If I still had shares, I would have written them off as a bad investment and walked away.
Your 'loser either way' comment is spot on.
Freedom Motors can bring in new faces with impressive resumes all they want, but the core management style remains the same as it did with Moller International. And look how that turned out. Remember all those impressive resumes from the 'Thorntail' guys? Remember how the fanboys looked at those resumes and said 'this time is different'. Remember? Remember when Ed de Reyes was appointed to be the company test pilot and also liaison with the FAA? Remember? Remember how the fanboys said 'this time is different'?
Resumes mean nothing if the man really holding the steering wheel is heading straight for a brick wall.
In the end Freedom Motors will fail and they will blame 'lack of funding' for their downfall just like Moller did now with the latest newsletter regarding Moller International. Anybody with a brain (unlike fanboys) that does a thorough root cause analysis will see that 'lack of funding' isn't the root cause for Moller International's downfall. The root cause is Paul Moller and his questionable business practices. Not only in obtaining funding, but also utilizing funds.
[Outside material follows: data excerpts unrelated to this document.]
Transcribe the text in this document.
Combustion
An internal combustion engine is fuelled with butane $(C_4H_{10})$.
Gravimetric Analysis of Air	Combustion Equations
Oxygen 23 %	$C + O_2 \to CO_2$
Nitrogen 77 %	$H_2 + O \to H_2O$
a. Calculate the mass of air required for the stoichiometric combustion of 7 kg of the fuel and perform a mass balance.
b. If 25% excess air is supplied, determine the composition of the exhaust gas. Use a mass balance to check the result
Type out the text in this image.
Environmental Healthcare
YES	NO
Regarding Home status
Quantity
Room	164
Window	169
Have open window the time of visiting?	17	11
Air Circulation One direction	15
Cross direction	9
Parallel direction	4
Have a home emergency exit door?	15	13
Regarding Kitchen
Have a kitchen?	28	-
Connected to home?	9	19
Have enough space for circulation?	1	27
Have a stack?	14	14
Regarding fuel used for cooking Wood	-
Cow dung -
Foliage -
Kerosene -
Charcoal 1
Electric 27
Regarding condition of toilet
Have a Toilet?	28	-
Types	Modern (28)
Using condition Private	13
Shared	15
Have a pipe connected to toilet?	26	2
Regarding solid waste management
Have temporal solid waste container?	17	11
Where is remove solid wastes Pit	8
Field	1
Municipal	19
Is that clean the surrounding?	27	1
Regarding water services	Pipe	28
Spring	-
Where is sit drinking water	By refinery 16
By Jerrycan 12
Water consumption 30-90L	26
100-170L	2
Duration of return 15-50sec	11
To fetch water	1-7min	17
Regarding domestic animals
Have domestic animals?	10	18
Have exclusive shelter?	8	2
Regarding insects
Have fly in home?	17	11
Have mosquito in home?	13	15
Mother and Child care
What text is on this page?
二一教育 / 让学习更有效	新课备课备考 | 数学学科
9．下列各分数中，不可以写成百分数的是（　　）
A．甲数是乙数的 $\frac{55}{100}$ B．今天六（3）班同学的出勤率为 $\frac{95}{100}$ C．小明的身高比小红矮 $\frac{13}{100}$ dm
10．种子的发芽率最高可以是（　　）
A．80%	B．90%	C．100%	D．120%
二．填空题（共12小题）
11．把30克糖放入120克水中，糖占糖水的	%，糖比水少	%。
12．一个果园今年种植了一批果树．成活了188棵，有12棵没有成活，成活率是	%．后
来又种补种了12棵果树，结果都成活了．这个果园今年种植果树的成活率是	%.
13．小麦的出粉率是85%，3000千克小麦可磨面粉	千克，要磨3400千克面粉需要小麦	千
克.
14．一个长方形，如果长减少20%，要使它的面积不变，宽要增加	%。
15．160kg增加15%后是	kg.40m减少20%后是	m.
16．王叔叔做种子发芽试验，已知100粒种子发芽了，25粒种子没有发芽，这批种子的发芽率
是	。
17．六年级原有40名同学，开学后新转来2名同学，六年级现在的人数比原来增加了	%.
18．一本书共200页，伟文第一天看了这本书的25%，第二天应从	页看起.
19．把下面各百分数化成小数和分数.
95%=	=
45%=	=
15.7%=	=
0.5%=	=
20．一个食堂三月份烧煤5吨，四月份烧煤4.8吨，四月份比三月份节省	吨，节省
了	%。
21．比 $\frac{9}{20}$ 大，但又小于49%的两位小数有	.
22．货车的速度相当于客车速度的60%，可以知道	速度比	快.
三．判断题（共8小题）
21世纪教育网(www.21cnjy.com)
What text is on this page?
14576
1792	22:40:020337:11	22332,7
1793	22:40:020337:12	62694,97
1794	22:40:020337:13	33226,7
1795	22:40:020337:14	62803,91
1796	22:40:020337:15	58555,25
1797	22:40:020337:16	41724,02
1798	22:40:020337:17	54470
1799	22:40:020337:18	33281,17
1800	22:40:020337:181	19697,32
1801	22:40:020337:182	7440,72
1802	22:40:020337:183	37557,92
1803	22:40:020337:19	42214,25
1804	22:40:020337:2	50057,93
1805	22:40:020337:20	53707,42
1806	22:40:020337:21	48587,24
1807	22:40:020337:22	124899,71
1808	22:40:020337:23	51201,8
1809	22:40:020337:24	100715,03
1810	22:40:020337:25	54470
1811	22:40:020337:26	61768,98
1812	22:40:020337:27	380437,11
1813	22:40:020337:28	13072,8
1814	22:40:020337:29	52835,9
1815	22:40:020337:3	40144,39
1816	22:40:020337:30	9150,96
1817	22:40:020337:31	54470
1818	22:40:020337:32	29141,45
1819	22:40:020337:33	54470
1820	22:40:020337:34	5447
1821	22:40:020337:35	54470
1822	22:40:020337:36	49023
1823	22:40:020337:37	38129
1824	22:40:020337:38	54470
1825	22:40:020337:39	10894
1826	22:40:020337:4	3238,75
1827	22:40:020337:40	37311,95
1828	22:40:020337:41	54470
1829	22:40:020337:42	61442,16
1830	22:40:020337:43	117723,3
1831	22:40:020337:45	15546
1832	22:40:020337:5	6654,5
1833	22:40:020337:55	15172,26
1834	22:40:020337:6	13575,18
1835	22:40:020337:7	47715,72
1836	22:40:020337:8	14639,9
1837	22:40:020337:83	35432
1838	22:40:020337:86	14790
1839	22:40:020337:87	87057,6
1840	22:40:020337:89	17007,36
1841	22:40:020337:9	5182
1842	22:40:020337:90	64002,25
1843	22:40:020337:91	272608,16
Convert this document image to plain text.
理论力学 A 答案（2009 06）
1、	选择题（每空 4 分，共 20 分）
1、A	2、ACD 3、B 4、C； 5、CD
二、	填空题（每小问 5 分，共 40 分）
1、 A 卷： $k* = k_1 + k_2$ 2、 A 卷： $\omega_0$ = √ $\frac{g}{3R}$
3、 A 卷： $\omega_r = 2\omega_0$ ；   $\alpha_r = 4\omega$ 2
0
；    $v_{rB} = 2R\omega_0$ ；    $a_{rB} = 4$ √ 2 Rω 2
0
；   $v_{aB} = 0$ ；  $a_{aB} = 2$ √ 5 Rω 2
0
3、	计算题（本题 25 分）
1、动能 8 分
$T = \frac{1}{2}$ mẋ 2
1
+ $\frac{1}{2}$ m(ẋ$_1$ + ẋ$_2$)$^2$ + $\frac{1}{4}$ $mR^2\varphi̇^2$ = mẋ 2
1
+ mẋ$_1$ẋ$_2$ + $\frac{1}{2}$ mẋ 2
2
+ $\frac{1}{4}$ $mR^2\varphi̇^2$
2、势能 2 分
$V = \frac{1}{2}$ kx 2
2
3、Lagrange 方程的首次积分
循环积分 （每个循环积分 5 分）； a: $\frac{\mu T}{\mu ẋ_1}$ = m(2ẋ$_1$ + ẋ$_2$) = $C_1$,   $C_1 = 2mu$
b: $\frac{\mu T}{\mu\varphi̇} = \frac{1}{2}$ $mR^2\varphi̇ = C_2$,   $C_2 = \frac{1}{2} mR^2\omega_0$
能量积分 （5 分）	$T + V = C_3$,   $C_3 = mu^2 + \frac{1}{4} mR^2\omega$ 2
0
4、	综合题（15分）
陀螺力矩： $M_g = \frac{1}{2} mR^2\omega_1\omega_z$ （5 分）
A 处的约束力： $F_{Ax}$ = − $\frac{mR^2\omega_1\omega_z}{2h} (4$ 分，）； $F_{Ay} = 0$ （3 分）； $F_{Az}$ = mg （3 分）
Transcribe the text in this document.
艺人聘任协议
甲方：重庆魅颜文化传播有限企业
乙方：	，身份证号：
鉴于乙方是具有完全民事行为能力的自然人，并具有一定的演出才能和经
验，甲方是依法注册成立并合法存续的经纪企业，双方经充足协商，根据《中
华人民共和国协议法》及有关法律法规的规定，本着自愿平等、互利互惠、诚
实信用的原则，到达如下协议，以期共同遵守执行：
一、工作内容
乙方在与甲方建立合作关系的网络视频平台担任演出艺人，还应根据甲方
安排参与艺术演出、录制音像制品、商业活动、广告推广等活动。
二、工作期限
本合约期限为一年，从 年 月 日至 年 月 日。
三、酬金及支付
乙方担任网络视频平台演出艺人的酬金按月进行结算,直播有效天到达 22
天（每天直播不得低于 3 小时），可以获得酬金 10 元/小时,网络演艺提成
I stand by my belief that if Moller had chosen one vehicle to bring to market things would have been different. Maybe not successful, but different. Constantly switching tracks on which vehicle you want to develop while you have no income stream is suicide. Business Management 101 stuff.
Moller is a tinkerer and he used investors money like he would have used a grant in his academia days. He used those investments to tinker and when the money ran out, the money ran out.
Fanboys shouldn't fool themselves into thinking that just because Freedom Motors has a CEO called Dr Paluru (or whoever he is) that Paul Moller isn't calling the shots. Of course he is.